Charles Thomson

Personal information
- Full name: Charles Morgan Thomson
- Date of birth: 11 December 1910
- Place of birth: Glasgow, Scotland
- Date of death: 8 May 1984 (aged 73)
- Position: Right half

Senior career*
- Years: Team / Apps / (Gls)
- –: Pollok
- 1931–1940: Sunderland / 238 / (7)

International career
- 1937: Scotland / 1 / (0)

= Charles Thomson (footballer, born 1910) =

Scottish footballer (1910–1984)

Charles Morgan Thomson (11 December 1910 – 8 May 1984) was a Scottish footballer who played for Sunderland and Scotland as a right half.

==Club career==
Thomson made his debut for Sunderland on 3 October 1931 in a 2–2 tie against the Blackburn Rovers at Roker Park.
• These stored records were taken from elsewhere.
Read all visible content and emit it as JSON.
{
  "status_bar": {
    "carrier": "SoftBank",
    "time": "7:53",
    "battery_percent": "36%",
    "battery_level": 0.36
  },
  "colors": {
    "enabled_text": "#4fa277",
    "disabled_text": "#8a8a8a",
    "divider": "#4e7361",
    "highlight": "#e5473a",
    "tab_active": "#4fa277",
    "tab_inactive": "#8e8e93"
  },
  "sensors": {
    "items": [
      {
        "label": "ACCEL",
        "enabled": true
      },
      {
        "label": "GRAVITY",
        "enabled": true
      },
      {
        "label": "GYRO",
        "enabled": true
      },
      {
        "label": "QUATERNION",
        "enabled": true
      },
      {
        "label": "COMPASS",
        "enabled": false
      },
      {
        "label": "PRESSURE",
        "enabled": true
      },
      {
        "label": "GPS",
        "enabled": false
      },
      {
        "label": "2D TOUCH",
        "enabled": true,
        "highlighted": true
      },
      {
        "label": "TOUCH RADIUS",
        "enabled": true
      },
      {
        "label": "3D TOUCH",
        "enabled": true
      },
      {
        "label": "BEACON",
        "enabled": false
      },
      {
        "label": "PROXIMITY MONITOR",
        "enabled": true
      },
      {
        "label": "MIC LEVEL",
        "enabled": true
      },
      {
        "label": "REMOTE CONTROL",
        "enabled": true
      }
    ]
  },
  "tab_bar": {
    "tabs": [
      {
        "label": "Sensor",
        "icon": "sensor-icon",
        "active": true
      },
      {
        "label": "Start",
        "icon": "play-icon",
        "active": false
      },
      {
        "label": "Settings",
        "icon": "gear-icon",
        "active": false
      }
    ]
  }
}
His achievements while at Sunderland include winning the English Football League Championship in the 1935–36 season, the 1936 FA Charity Shield and the FA Cup in 1937. He made 264 appearances and scored eight goals over his career at Sunderland.

==International career==
He won his only international cap for Scotland against Czechoslovakia on 15 May 1937 in a 3–1 win at Stadion Sparta-Letna. He wasn't capped again for his country, and retired in 1939 due to the outbreak of the Second World War.